Helen smiled apologetically at the boys, but they ran off. Damian climbed over the playground fence and stumbled into the undergrowth. Helen went after him. Nettles stung her shins. Her T-shirt clung to her back. Evening sun shone through the gaps in the canopy onto weeds and shrubs, intensifying their summer smell. It was still light but would be dark in an hour. A shiver went through her. They hadn’t brought torches.
Something moved at the base of a tree ahead of them. They stopped.
“Murdo?” Damian called. No answer.
She tried. “Murdo? Murdo?”
“Murdo, where the hell are you!” Damian shouted.
A squirrel scuttled up the trunk, and Damian blinked away a tear.
He walked ahead, his long legs increasing the gap between him and Helen. She stumbled over tree roots and snagged her hair on twigs in his wake. When he accidently pinged a branch into her thigh, she cried out.
He didn’t hear her and marched on. “This is my fault, my penance for what I did, what I still do …” He seemed to remember Helen’s presence and checked his words. “Louisa will lose all reason if … She’ll wrap Toby and Leo so tight in cotton wool they’ll stop breathing.”
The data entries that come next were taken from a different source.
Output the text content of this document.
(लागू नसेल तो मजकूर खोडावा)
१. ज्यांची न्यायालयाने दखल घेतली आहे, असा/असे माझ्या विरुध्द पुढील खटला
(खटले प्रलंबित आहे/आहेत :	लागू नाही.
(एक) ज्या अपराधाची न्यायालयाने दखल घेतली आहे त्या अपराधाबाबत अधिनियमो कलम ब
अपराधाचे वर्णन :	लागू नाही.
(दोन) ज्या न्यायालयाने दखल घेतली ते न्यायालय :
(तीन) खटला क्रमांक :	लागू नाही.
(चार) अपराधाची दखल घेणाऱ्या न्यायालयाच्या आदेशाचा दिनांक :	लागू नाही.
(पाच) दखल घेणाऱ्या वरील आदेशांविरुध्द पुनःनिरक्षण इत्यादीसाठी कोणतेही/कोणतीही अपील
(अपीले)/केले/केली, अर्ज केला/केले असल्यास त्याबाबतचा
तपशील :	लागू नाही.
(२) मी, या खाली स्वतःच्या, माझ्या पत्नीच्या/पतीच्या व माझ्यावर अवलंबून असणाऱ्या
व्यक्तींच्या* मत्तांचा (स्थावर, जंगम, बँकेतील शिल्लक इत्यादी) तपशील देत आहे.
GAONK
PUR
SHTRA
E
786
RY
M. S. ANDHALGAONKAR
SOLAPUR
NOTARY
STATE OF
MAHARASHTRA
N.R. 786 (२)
“I’m sure it won’t come to …”
They emerged from the wood into a street Helen didn’t know. They stood together, looking at the unfamiliar houses. Could a 5-year-old roam this far on his own?
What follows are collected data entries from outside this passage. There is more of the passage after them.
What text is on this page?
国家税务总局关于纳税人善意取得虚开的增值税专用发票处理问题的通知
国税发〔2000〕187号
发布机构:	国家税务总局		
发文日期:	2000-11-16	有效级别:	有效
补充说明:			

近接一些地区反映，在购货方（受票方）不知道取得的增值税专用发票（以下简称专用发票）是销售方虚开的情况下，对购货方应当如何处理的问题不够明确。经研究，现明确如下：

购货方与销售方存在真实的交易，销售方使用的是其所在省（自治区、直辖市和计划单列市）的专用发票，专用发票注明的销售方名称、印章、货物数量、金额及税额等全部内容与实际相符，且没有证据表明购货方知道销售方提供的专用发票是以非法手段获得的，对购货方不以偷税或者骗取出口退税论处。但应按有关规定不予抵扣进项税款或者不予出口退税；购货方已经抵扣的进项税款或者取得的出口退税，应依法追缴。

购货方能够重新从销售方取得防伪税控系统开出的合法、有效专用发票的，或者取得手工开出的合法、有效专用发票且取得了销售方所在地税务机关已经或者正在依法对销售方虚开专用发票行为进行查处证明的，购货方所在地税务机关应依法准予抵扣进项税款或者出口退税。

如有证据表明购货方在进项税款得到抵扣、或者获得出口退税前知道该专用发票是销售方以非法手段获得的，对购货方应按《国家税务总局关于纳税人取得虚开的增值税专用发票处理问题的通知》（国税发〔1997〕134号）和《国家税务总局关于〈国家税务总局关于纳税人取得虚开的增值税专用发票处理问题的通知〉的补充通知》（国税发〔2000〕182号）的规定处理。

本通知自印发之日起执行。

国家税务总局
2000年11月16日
“He’s my boy too. I’m not an ostrich like Louisa. I’ve seen people look away. I’ve sat opposite his teacher at parents’ evening with Child Psych hanging unsaid between us. I should know, I’ve dealt with enough deluded parents in my time. But he’s perfect. My Murdo. Perfect.”
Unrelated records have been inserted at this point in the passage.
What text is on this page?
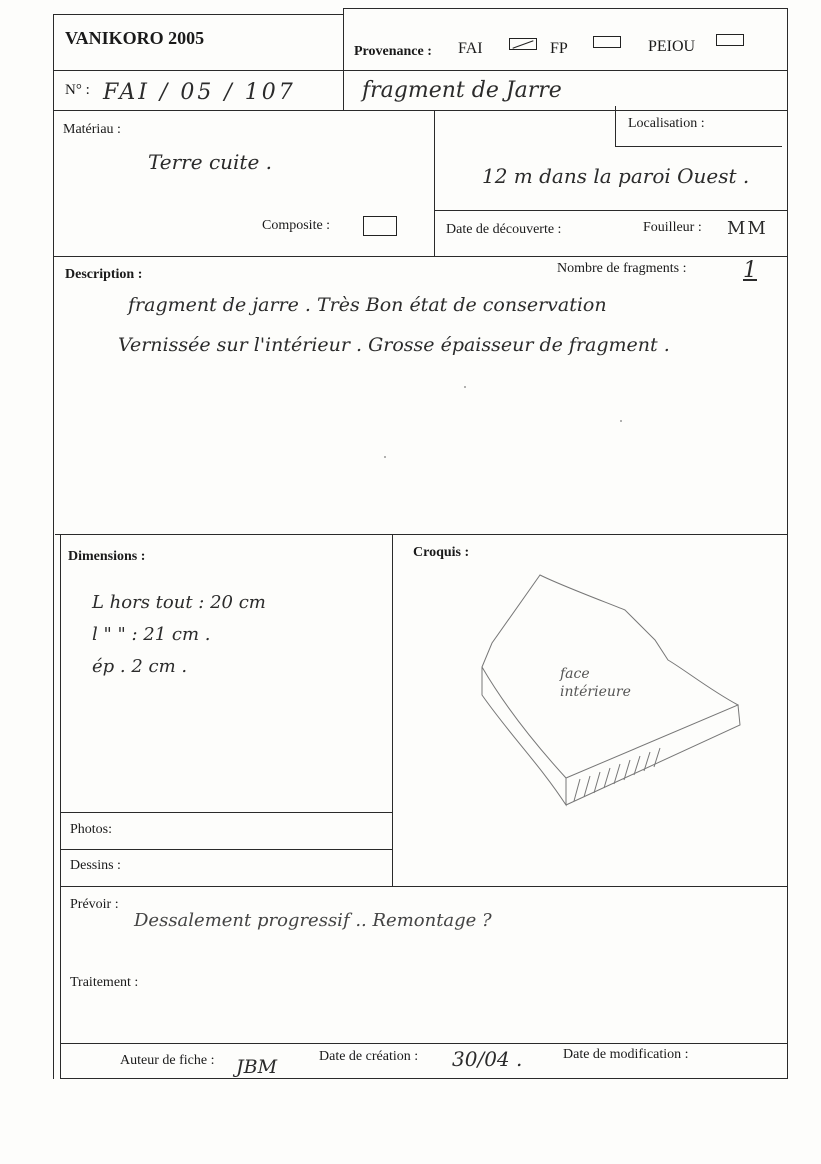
VANIKORO 2005
Provenance : FAI	FP	PEIOU
N° : FAI / 05 / 107	fragment de Jarre
Matériau :
Terre cuite .
Composite :
Localisation :
12 m dans la paroi Ouest .
Date de découverte :	Fouilleur : MM
Description :	Nombre de fragments :	1
fragment de jarre . Très Bon état de conservation
Vernissée sur l'intérieur . Grosse épaisseur de fragment .
Dimensions :
L hors tout : 20 cm
l " " : 21 cm .
ép . 2 cm .
Croquis :
face intérieure
Photos:
Dessins :
Prévoir :
Dessalement progressif .. Remontage ?
Traitement :
Auteur de fiche : JBM	Date de création : 30/04 .	Date de modification :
Helen nodded but didn’t know what to say. There was a crack in Damian’s voice; she wasn’t sure how much longer he’d hold it together. How long had they been looking? Half an hour? Damn Chris Mowar for granting Damian and Louisa bit parts in the hunt for their own child. They were wasting precious time. They should call the police.
She took a breath. “Shouldn’t we …?”
“I swear I’ll be a better father to him after this.” He strode on, wiping away a tear. “And a better husband. I won’t ever do it agai
n. No more …”
His mobile rang. He yanked it out of his shorts. “Have you got him?” His shoulders sagged. “Don’t cry, darling. I’ll phone Chris. Maybe one of the others …” His jaw tightened. “I see, you phoned him first … Look, we’re running around like headless chickens. It’s time to tell the police. I’m coming back … You’re where?… Of course I don’t blame you … The stables was a good idea, worth a try … Go back home and I’ll meet you there.” He broke into a run.
23
When Helen and Damian arrived back, Louisa was pacing the drive, still dragging her hands through her hair. It hung down, greasy and unkempt, a stark contrast to her usual grooming. Sabine, the school nurse, stood watching her.
A police car pulled up, and a young female officer climbed out. Louisa rushed over to her. The woman shook her head and said something in German.
Sabine stepped forward. “The police called me; I’m here to translate. The officer wants us to go inside.”
“He’s not in there. She needs to be out searching,” Louisa cried. “Why doesn’t she bang on doors, ask one of the windae-hingers. Some auld bag must have seen him.” Her mouth had curled into an ugly snarl. There was no sign of the polished chair of the Parents’ Association.
“Steady on, darling.” Damian moved to stand behind her and placed his hands on her shoulders. But she shook him off.
Sabine hesitated, unsure how to translate Louisa’s outburst. She decided not to bother. “The officer will take some details. Let me make us all a cup of tea.”
“Tea?” Louisa said it as if she’d never heard the word before.
“I could make it,” Helen said. “Sabine can help with the interview.”
Louisa glared at her, but nodded as the fight went out of her and she swallowed a sob. Rivulets of mascara leaked down her face. Sabine spoke to the officer, and they all went inside.
Helen tried to hide her shock at the state of the Howards’ hall. Drawers pulled open, contents strewn across the floor, potpourri littered on the hall table. Evidence of the panic that had consumed Louisa.